Thursday, September 30, 2010

Crossfire of Heaven and Hell

This morning, I put a new pair of socks on Lillian's feet.

"Wow, these are soooooo soft," I told her, as she thrust her feet up in my face.

"Oooooh," she said back. "Are these Hannah's?"

"No," I told her. "They belong to your piggies, and your piggies alone."

She smiled and turned her head sideways, burying it in the couch cushion. This was a moment to absorb and keep and hold. Socks. Strange.

It's been a weird morning, punctuated by news stories that wound and weird dreams and news of upheaval. I took my migraine medication with my Italian roast, but my neck remains stiff and unwieldy.

I took Lillian to school and one of her classmates told me she was going camping this weekend. Everyone in her class was invited because they were 'her family.'

"When are you coming to pick me up?" I asked her.

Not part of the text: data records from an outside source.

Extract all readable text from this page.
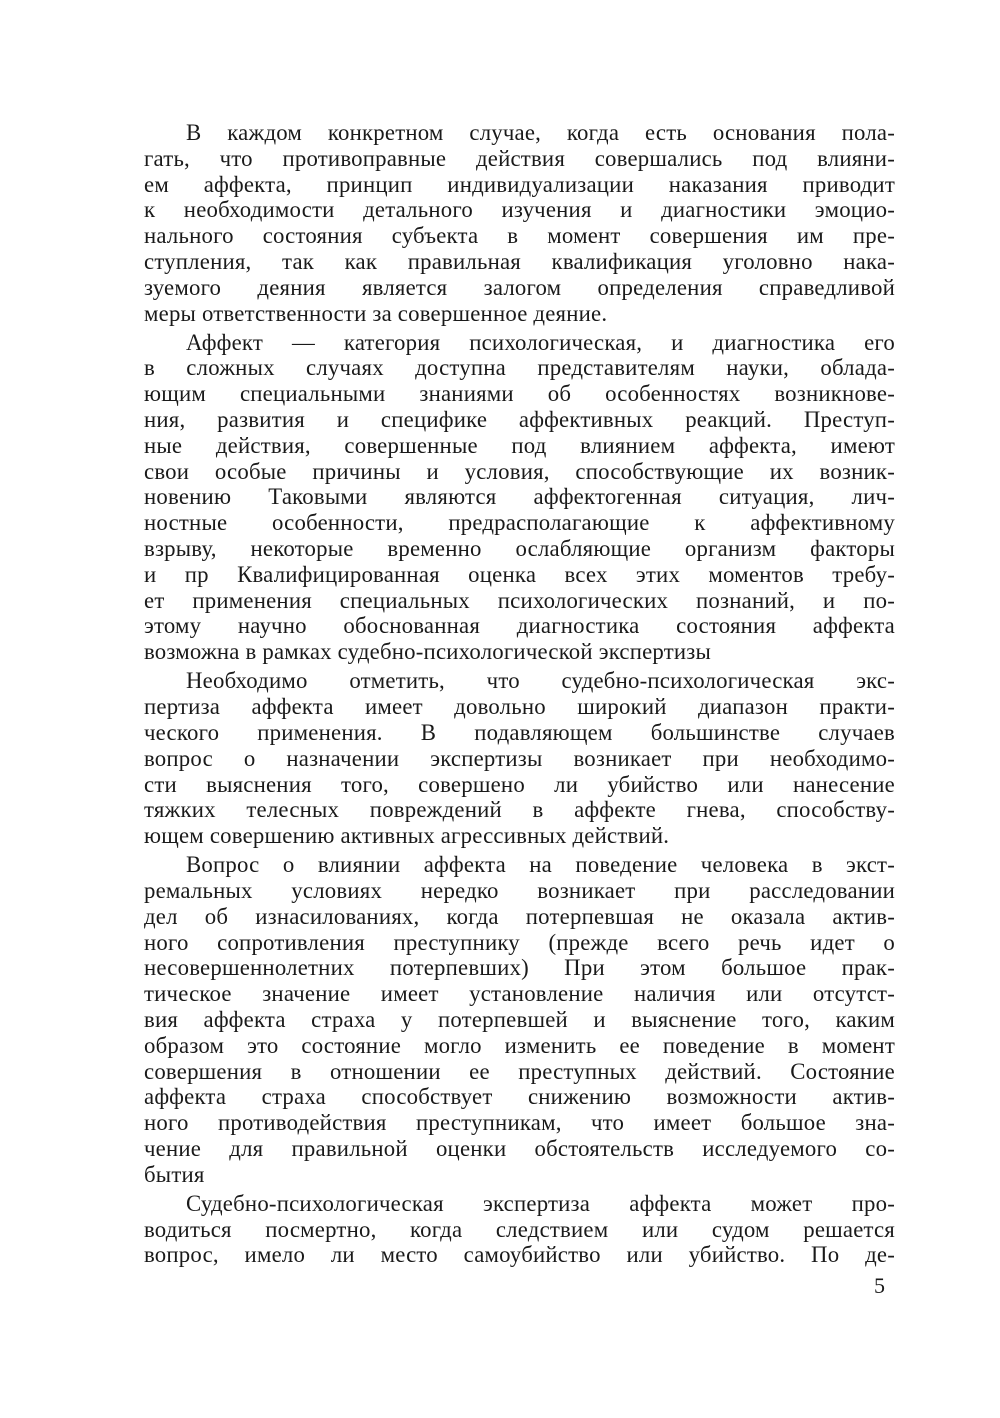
В каждом конкретном случае, когда есть основания пола-
гать, что противоправные действия совершались под влияни-
ем аффекта, принцип индивидуализации наказания приводит
к необходимости детального изучения и диагностики эмоцио-
нального состояния субъекта в момент совершения им пре-
ступления, так как правильная квалификация уголовно нака-
зуемого деяния является залогом определения справедливой
меры ответственности за совершенное деяние.
Аффект — категория психологическая, и диагностика его
в сложных случаях доступна представителям науки, облада-
ющим специальными знаниями об особенностях возникнове-
ния, развития и специфике аффективных реакций. Преступ-
ные действия, совершенные под влиянием аффекта, имеют
свои особые причины и условия, способствующие их возник-
новению Таковыми являются аффектогенная ситуация, лич-
ностные особенности, предрасполагающие к аффективному
взрыву, некоторые временно ослабляющие организм факторы
и пр Квалифицированная оценка всех этих моментов требу-
ет применения специальных психологических познаний, и по-
этому научно обоснованная диагностика состояния аффекта
возможна в рамках судебно-психологической экспертизы
Необходимо отметить, что судебно-психологическая экс-
пертиза аффекта имеет довольно широкий диапазон практи-
ческого применения. В подавляющем большинстве случаев
вопрос о назначении экспертизы возникает при необходимо-
сти выяснения того, совершено ли убийство или нанесение
тяжких телесных повреждений в аффекте гнева, способству-
ющем совершению активных агрессивных действий.
Вопрос о влиянии аффекта на поведение человека в экст-
ремальных условиях нередко возникает при расследовании
дел об изнасилованиях, когда потерпевшая не оказала актив-
ного сопротивления преступнику (прежде всего речь идет о
несовершеннолетних потерпевших) При этом большое прак-
тическое значение имеет установление наличия или отсутст-
вия аффекта страха у потерпевшей и выяснение того, каким
образом это состояние могло изменить ее поведение в момент
совершения в отношении ее преступных действий. Состояние
аффекта страха способствует снижению возможности актив-
ного противодействия преступникам, что имеет большое зна-
чение для правильной оценки обстоятельств исследуемого со-
бытия
Судебно-психологическая экспертиза аффекта может про-
водиться посмертно, когда следствием или судом решается
вопрос, имело ли место самоубийство или убийство. По де-
5
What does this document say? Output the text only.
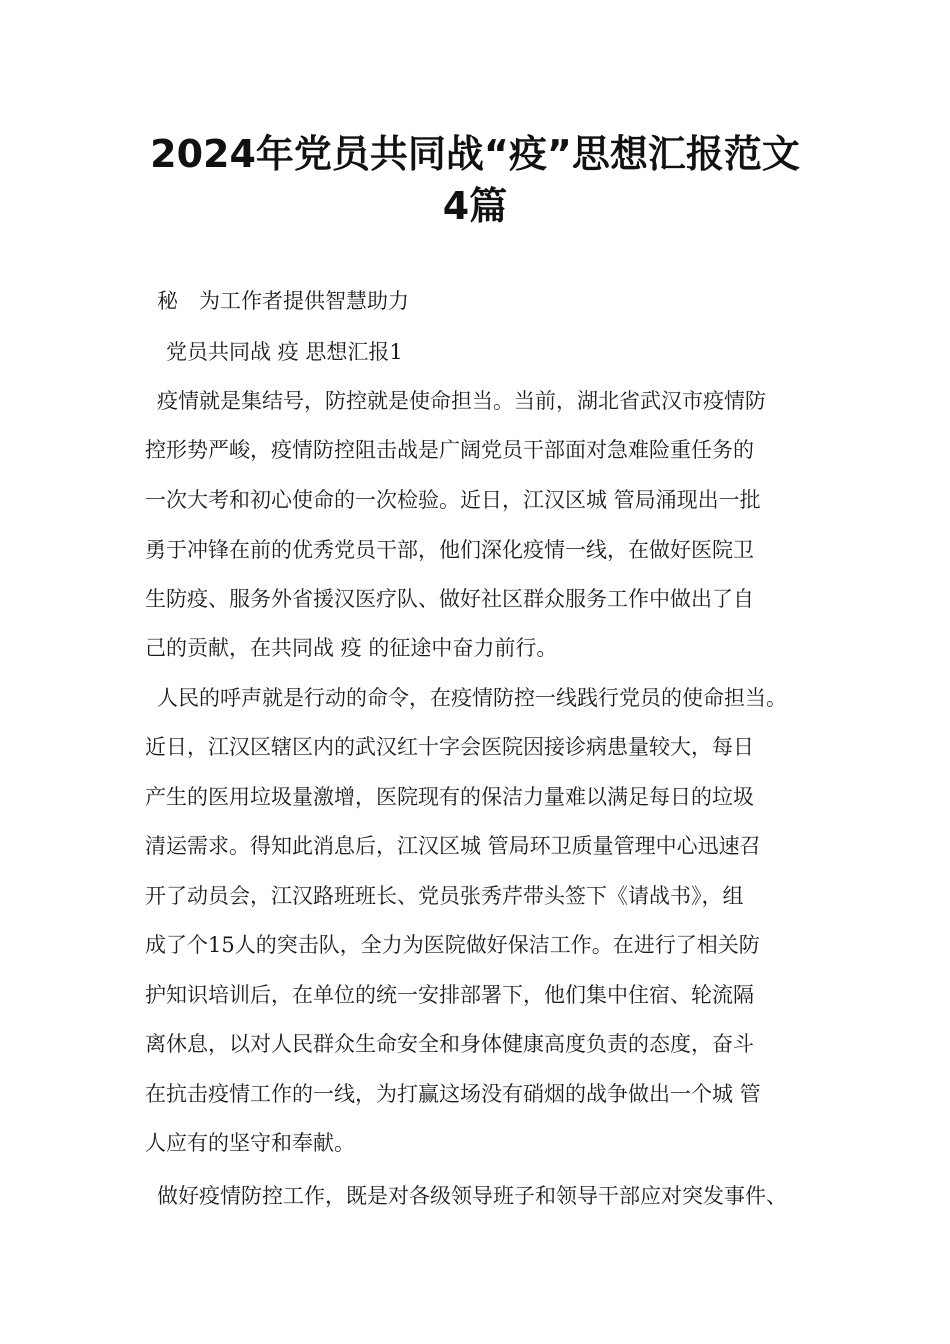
2024年党员共同战“疫”思想汇报范文
4篇

秘　为工作者提供智慧助力

党员共同战 疫 思想汇报1

疫情就是集结号，防控就是使命担当。当前，湖北省武汉市疫情防

控形势严峻，疫情防控阻击战是广阔党员干部面对急难险重任务的

一次大考和初心使命的一次检验。近日，江汉区城 管局涌现出一批

勇于冲锋在前的优秀党员干部，他们深化疫情一线，在做好医院卫

生防疫、服务外省援汉医疗队、做好社区群众服务工作中做出了自

己的贡献，在共同战 疫 的征途中奋力前行。

人民的呼声就是行动的命令，在疫情防控一线践行党员的使命担当。

近日，江汉区辖区内的武汉红十字会医院因接诊病患量较大，每日

产生的医用垃圾量激增，医院现有的保洁力量难以满足每日的垃圾

清运需求。得知此消息后，江汉区城 管局环卫质量管理中心迅速召

开了动员会，江汉路班班长、党员张秀芹带头签下《请战书》，组

成了个15人的突击队，全力为医院做好保洁工作。在进行了相关防

护知识培训后，在单位的统一安排部署下，他们集中住宿、轮流隔

离休息，以对人民群众生命安全和身体健康高度负责的态度，奋斗

在抗击疫情工作的一线，为打赢这场没有硝烟的战争做出一个城 管

人应有的坚守和奉献。

做好疫情防控工作，既是对各级领导班子和领导干部应对突发事件、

"In one minute," she said.

"I'd better start packing then. I'll bring the marshmallows." The kids giggled and looked at me, expecting me to continue. Another moment. Gold among the gray.

I really want to go to church this morning. Masses are too early for me to make, but I know a room that's open always and filled with candles and maybe I can sneak into the back pew, if the church door is open there. I need to say 'thank you' and I need to say 'I'm sad, horribly sad.'

And I need to kneel there among the still flames cupped by glass and ask to be steadied. And I need to ask, 'what can I do, Lord, with my sadness, with my anger?'

I don't know what the reply will be.


The title of this post comes out of the lyrics to a song by The Killers frontman Brandon Flowers' new solo single "Crossfire." Just saying.

Friday, September 24, 2010


Merton before dawn.
A single light, rare quiet.
I try to make the

body feel what it
doesn't. The brain, register.
Something's amiss. I

reach for it, attempt
to lasso and pull the word
of God. Last night, me

and Judah, Ben-Hur
on the television, Christ
dying and lepers

healed. Judah crushes
his mother and sister to
him, their skin clean, whole.

I cry, always with
the quake, bloody puddles that
drip from the cross, light

flashing across the
wounded sky. Esther gasps, sees,
touches faces and

hands. Judah echoes
Christ: "I felt his voice take the
sword out of my hand."

Monday, September 20, 2010

When Lillian was a baby, I tried to bargain with God.

It was, I suppose, a version of prayer, called in by the desperation of a bedraggled and insanely weary mother.

On a mild November day, I had put my infant daughter in her stroller and taken her for a walk. Fully anticipating her normal routine of screeching after being placed ANYWHERE, I was pleasantly surprised when she feel asleep.

As I went around the block and all over my little neighborhood, bumping along the sidewalk, crunching the fallen leaves, I asked God if he could relieve me a bit, maybe have Lillian take to a bottle; or maybe not breastfeed 50 times a day; or maybe sleep longer that 45-minute stretches at night; or maybe entertain being put in a swing, carseat, stroller; or maybe allow her own father to hold her.

I walked around all day carrying her, her head nestled between my neck and shoulder, and I pretty much ignored the 2-year old I already had by necessity. No one else could pick her up. Her screams signaled that she was actively being wounded, not being held by the father who helped create her.

Things....they were not going well, and I needed a bit of assistance.

It turns out the particular answer to that prayer was no. Or, at least, that's how I heard it. Lillian continued to nurse very frequently, continued to require constant holding (by me only, of course), and continued to have the sleep patterns of someone addicted to speed.

Eventually I just gave up, taking things minute by minute if I needed to.

Somehow we got through, and perhaps that's where I'm wrong about my prayer. Perhaps it's in the strength I still don't think I possessed back then. Perhaps it's in our survival. Perhaps it's in the fact that she did turn a corner...even if it was 6 months later.

(Also, she turned into this....that's a hard face to be irritated with!)

I've been thinking about prayer a lot. I've been thinking about my approach to it. Wondering how to make it more of a part of my life.

Not too long ago, I was trying to find someone a birthday present at the mall. I sat on a bench people watching for a bit, and watched a woman make a loop around me with a rosary dangling from her left hand. Her fingers, of course, at their particular spot on the beads. I watched her mouth move and no sound come out. I know someone was listening, though. me out. What do you do? Do you have a favorite prayer you say daily? Do you attend daily Mass? I'm not sure my schedule will ever allow that, but I wish that it would. Do you say the rosary? Download homilies to your iPod?

How do you actively weave prayer into the fabric of each day?